Senators voted 92-5 to confirm him yesterday.
He assumes charge at a difficult time for the FBI.
Comey’s sacking had led to accusations Trump was attempting to impede an investigation into links between his aides and Russia during last year’s presidential election, which led to the appointment of independent prosecutor Robert Mueller as a special counsel.
Wray’s first challenge will likely be to reassure the bureau’s more than 30,000 employees of his commitment to their independence, after insisting to lawmakers he would be his own man.
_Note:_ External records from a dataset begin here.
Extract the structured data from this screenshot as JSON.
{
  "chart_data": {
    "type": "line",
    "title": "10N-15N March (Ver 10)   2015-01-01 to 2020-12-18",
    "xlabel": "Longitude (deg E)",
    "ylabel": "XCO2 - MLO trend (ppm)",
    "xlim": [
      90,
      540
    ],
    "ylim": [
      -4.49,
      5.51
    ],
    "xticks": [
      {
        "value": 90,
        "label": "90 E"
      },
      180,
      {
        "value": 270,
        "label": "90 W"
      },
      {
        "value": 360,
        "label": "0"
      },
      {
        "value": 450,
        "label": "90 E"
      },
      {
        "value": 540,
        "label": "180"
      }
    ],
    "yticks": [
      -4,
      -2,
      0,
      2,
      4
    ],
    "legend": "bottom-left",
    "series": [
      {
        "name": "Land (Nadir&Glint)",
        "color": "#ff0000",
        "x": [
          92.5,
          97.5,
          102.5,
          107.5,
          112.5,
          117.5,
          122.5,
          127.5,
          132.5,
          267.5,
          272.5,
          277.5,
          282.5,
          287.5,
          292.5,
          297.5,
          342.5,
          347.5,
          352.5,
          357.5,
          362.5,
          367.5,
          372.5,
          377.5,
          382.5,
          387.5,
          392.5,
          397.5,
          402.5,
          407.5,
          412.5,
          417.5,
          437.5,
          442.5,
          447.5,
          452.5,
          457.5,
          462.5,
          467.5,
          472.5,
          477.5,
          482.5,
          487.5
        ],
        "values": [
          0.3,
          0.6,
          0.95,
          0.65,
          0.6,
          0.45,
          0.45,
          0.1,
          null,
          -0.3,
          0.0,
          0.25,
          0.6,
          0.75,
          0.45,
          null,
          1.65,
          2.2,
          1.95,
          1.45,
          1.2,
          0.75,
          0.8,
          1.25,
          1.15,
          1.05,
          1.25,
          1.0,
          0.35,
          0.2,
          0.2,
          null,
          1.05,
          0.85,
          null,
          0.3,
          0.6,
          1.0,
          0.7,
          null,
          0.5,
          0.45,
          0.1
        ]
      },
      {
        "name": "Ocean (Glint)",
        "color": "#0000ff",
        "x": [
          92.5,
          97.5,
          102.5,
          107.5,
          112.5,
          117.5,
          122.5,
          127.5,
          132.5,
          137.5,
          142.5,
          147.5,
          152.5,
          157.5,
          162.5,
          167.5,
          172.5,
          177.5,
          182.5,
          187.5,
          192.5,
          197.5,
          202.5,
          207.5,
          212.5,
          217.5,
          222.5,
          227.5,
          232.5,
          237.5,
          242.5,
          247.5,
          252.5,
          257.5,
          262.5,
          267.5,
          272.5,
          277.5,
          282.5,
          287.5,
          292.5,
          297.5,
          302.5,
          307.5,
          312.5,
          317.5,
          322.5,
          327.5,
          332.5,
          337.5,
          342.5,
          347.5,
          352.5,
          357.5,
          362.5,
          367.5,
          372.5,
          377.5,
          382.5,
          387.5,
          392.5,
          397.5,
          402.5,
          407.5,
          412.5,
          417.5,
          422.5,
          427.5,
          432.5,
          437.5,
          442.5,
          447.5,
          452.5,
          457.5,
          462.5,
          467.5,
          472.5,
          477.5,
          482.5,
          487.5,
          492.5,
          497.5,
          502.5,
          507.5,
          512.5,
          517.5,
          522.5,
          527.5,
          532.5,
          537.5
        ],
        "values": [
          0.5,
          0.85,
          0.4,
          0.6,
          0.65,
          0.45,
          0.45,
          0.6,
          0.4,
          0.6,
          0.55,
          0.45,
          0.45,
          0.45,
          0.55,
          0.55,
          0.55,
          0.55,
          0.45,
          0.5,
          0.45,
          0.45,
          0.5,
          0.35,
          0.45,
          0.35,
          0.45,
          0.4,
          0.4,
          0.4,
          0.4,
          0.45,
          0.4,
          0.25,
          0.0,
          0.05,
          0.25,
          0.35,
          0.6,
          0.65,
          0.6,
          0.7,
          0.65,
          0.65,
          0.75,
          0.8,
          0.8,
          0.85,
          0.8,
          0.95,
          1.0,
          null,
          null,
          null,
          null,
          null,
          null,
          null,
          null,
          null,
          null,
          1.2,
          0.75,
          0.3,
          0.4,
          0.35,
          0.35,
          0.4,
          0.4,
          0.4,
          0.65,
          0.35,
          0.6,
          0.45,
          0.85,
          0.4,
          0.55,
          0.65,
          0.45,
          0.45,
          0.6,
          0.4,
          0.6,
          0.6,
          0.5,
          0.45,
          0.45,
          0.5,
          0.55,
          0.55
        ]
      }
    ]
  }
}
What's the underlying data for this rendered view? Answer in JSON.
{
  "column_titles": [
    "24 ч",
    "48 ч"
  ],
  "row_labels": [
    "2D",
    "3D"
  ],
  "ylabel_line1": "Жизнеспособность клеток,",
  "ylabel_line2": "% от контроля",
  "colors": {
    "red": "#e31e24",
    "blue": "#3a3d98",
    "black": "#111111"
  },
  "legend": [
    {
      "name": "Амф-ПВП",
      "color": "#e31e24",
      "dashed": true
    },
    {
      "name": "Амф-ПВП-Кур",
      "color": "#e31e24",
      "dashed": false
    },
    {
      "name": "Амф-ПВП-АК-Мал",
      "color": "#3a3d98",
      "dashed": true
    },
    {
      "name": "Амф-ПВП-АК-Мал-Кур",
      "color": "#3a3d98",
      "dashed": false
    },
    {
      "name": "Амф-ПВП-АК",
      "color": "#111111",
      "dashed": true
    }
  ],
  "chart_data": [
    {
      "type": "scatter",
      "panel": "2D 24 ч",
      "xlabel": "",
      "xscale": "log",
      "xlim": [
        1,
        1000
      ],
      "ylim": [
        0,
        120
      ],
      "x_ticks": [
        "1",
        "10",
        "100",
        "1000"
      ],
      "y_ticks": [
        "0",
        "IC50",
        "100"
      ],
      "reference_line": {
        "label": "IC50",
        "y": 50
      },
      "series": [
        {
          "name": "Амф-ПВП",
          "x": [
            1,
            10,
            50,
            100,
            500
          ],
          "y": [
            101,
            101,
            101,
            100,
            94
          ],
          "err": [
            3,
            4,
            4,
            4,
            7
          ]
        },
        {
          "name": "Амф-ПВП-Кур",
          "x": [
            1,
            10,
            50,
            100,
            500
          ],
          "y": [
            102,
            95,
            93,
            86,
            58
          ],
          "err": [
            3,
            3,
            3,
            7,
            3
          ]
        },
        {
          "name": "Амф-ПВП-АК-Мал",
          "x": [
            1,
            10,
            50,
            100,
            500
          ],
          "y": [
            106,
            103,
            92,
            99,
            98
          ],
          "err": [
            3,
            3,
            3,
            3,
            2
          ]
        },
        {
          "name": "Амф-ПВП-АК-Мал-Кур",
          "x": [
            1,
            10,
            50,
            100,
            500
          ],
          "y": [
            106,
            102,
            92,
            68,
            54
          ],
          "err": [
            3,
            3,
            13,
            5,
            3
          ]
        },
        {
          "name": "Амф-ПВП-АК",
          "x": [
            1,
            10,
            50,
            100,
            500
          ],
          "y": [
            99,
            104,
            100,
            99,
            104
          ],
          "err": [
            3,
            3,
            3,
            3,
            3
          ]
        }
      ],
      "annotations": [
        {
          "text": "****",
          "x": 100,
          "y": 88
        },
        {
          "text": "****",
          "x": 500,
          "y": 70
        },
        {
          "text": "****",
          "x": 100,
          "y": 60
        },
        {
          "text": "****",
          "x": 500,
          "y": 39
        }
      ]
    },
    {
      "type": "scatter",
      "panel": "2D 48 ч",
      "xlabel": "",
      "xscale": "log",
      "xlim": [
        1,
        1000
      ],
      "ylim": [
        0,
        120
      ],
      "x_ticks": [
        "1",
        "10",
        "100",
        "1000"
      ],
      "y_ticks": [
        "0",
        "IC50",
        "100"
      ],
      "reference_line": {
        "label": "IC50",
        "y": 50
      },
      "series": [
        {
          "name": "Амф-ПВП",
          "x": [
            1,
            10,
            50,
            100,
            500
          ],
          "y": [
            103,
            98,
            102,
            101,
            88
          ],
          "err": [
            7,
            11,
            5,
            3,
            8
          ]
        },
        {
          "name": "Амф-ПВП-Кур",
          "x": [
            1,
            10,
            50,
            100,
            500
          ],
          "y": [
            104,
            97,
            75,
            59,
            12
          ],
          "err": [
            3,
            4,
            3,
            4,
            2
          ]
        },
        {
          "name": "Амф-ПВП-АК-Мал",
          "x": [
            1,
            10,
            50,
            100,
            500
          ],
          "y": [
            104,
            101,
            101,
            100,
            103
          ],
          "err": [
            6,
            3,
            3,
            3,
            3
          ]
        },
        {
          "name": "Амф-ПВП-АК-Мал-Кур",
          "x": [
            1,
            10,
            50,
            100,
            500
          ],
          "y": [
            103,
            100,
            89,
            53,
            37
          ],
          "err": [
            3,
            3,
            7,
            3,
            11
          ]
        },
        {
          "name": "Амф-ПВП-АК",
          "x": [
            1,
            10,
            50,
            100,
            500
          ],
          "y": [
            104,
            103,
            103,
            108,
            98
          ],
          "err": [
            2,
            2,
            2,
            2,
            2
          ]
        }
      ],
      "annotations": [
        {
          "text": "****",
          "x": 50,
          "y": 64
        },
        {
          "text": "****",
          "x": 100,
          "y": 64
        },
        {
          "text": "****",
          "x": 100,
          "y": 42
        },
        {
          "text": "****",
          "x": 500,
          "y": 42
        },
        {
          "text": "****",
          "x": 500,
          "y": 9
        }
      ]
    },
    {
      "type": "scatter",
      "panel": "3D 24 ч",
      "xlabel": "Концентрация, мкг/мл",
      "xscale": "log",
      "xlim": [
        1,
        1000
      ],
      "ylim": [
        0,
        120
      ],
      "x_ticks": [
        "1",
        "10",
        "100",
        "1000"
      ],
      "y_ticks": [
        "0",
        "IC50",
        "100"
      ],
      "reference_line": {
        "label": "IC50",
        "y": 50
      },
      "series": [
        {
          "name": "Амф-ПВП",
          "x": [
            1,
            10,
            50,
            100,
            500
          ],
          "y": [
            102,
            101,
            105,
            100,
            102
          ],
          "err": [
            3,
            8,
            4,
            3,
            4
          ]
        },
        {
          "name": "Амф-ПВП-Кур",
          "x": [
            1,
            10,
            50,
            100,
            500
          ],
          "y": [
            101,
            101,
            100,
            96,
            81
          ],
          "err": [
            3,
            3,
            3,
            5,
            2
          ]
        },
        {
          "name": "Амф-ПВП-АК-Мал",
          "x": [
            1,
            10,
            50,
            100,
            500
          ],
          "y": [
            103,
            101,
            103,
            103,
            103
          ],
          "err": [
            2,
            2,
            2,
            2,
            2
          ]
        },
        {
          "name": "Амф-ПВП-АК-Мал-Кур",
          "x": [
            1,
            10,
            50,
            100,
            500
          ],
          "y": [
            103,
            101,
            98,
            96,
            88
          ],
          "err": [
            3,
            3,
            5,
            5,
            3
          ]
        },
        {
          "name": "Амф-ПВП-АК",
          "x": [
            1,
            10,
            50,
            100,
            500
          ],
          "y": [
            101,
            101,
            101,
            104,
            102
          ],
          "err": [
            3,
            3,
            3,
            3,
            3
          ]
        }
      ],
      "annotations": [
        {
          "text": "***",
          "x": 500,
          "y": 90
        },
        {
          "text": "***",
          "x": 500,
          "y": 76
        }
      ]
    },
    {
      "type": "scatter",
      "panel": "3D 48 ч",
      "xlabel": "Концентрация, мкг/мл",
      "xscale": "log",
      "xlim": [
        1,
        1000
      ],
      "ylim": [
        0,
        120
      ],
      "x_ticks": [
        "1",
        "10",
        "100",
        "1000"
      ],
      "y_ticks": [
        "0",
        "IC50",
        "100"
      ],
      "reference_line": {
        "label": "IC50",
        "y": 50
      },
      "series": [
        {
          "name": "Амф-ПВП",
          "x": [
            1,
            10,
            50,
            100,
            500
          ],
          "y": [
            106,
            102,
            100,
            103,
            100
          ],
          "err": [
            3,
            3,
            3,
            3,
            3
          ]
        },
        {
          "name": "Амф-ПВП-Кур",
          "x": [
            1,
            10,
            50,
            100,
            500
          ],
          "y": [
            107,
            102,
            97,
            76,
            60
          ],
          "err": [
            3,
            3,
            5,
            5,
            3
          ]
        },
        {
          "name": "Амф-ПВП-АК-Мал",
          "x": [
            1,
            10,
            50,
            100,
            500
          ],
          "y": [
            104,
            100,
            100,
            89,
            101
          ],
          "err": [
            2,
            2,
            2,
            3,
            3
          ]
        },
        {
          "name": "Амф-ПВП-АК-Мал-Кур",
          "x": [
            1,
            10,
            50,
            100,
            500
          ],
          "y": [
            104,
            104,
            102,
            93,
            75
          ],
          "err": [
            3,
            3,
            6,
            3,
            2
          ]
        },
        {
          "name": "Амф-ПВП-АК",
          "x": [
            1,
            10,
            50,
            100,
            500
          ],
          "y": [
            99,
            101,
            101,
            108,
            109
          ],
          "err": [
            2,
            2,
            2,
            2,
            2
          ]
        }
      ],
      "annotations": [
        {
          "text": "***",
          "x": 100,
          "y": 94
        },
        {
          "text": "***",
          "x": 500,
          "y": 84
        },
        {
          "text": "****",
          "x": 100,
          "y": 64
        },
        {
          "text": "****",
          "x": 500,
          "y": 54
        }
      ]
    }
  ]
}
“You can’t do a job like this without being prepared to either quit or be fired at a moment’s notice you’re asked to do something or confronted with something that is either illegal, unconstitutional or even morally repugnant,” he told the Senate Judiciary Committee last month.
You have to be able to stand firm to your principles.
Born into a family of New York lawyers, Wray, 50, graduated from Yale Law School and was a Justice Department prosecutor for years.
In 2003, he rose up to assistant attorney general in charge of the criminal division, where he mostly oversaw fraud investigations, including the huge case of Enron, the Texas energy firm that imploded with billions of dollars of losses tied to corruption.
In 2005, he resigned to join private practice as a partner at the King & Spalding law firm in Washington and Atlanta.
Wray has represented major companies in litigation but also, most recently, worked for Trump ally Chris Christie in the so-called ‘Bridgegate’ political scandal in New Jersey.
FBI chiefs have alternately bolstered and made life miserable for presidents over decades. In the 1990s, Bill Clinton’s eight years in office were plagued by investigations led by Louis Freeh, whom he personally chose to run the agency.